This is the final blog in a new series from Alasdair Green, a senior member of the AAB Energy Team and Head of E&P; “Balancing the Green Energy Agenda”. You can read the blog series from the beginning here.
Is it realistic that there will be enough electricity grid capacity to support such a fast transition away from fossil fuels? Will there be a sufficient and sustainable supply of essential metals and minerals to meet demand of green energy production and use? How do we compare and manage the total environmental impact of non-renewable and renewable energy sources? Will battery or hydrogen fuel technology improve so much in this short time that greener transport options are realistic and affordable? How will the complex issues of renewable energy technology decommissioning, recycling and disposal be addressed?
All these questions are as unanswerable as what the future holds for our current dominant energy sector, oil & gas; where its importance as a major economic contributor and employer must surely also be considered very carefully. What is clear is that the switch from one to the other will not be as binary as many protesters, investors and politicians may expect.

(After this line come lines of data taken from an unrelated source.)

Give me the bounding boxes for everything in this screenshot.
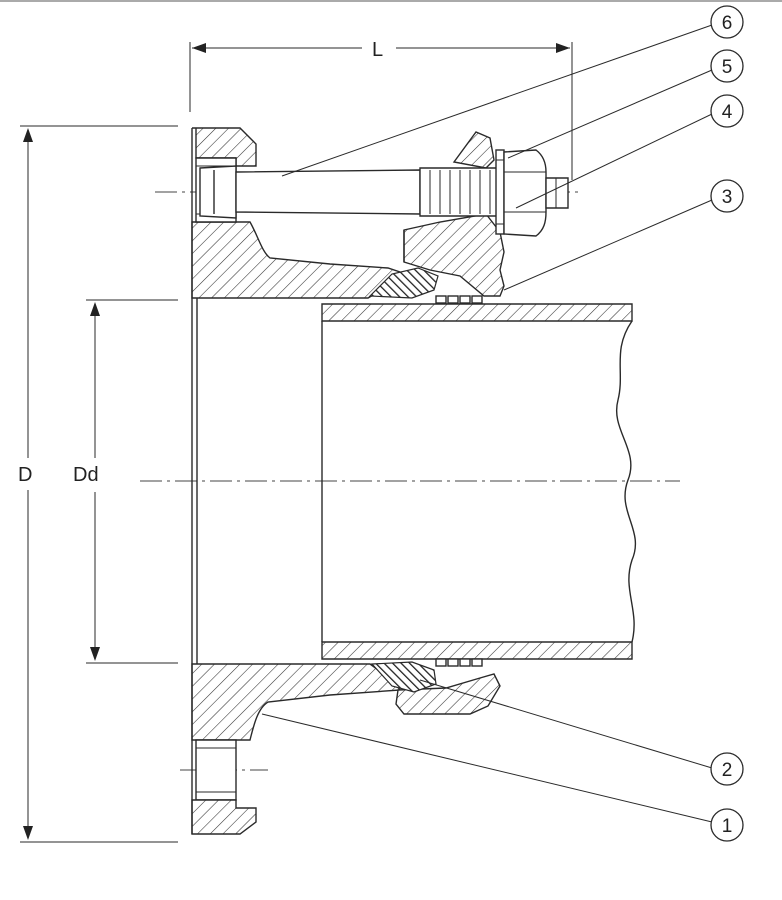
svg-text:2: 2 [722, 760, 733, 781]
leader-2 [419, 679, 713, 769]
svg-text:5: 5 [722, 57, 733, 78]
dimension-D: D [18, 125, 178, 843]
gasket-upper [368, 267, 483, 304]
leader-5 [507, 69, 713, 159]
callout-3: 3 [710, 179, 744, 213]
dimension-label-L: L [372, 39, 383, 61]
hex-nut [503, 149, 569, 237]
callout-6: 6 [710, 5, 744, 39]
tee-bolt [199, 165, 499, 219]
svg-text:3: 3 [722, 187, 733, 208]
leader-4 [515, 113, 713, 209]
washer [495, 149, 505, 235]
gasket-lower [370, 658, 483, 693]
svg-text:4: 4 [722, 102, 733, 123]
leader-6 [281, 24, 713, 177]
callout-5: 5 [710, 49, 744, 83]
callout-2: 2 [710, 752, 744, 786]
callout-1: 1 [710, 808, 744, 842]
dimension-label-Dd: Dd [73, 464, 99, 486]
svg-text:1: 1 [722, 816, 733, 837]
callout-4: 4 [710, 94, 744, 128]
leader-3 [503, 199, 713, 291]
gland-ring-lower [395, 673, 501, 715]
leader-1 [261, 713, 713, 823]
dimension-label-D: D [18, 464, 32, 486]
flange-body-lower [191, 663, 402, 835]
dimension-Dd: Dd [73, 299, 178, 664]
dimension-L: L [189, 39, 573, 180]
pipe-spigot [321, 303, 637, 660]
svg-text:6: 6 [722, 13, 733, 34]
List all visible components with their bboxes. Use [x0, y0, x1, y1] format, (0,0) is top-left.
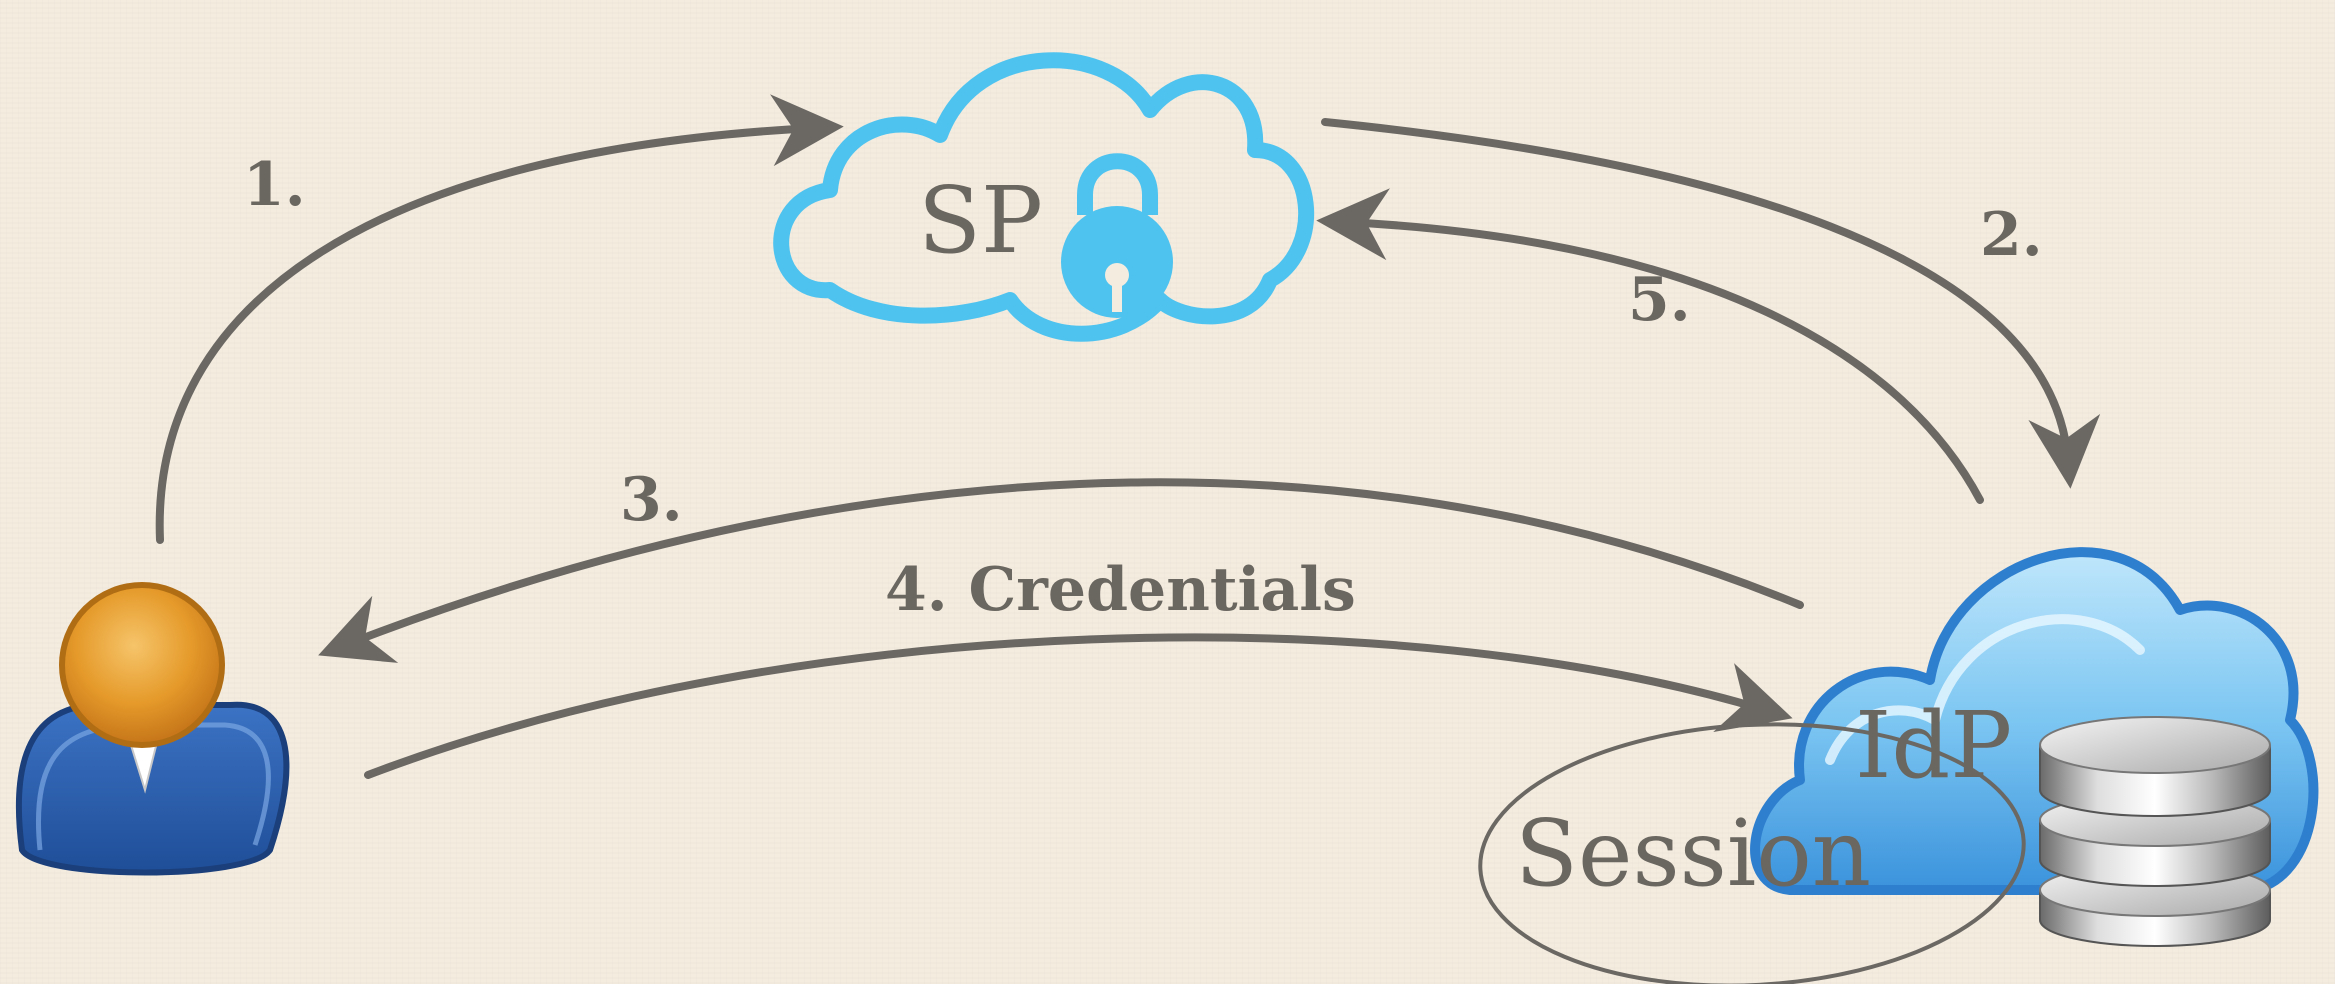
step-5-label: 5. [1628, 265, 1691, 335]
arrow-step-2 [1321, 118, 2101, 489]
sp-label: SP [918, 167, 1043, 274]
arrow-step-5 [1316, 188, 1984, 504]
sp-cloud [773, 52, 1315, 342]
arrow-step-4 [364, 633, 1793, 779]
step-3-label: 3. [620, 465, 683, 535]
step-2-label: 2. [1980, 200, 2043, 270]
idp-label: IdP [1855, 692, 2013, 799]
lock-icon [1061, 153, 1173, 318]
arrow-step-3 [318, 478, 1804, 663]
session-label: Session [1515, 800, 1871, 907]
database-icon [2039, 716, 2271, 947]
arrow-step-1 [155, 94, 844, 544]
step-4-label: 4. Credentials [885, 555, 1356, 625]
step-1-label: 1. [243, 150, 306, 220]
user-icon [15, 582, 290, 876]
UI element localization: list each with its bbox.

Targets are important, but as we all strive towards a cleaner and more sustainable future, let’s not forget that many companies, innovators and investors in oil & gas and their supply chain may ultimately have the skills, technology, people and possibly funding solutions to many of the energy transition problems. It would surely therefore be better to be less reactive towards quite sudden energy transition changes and demands, and take more time to work with the oil & gas sector rather than try to work against it.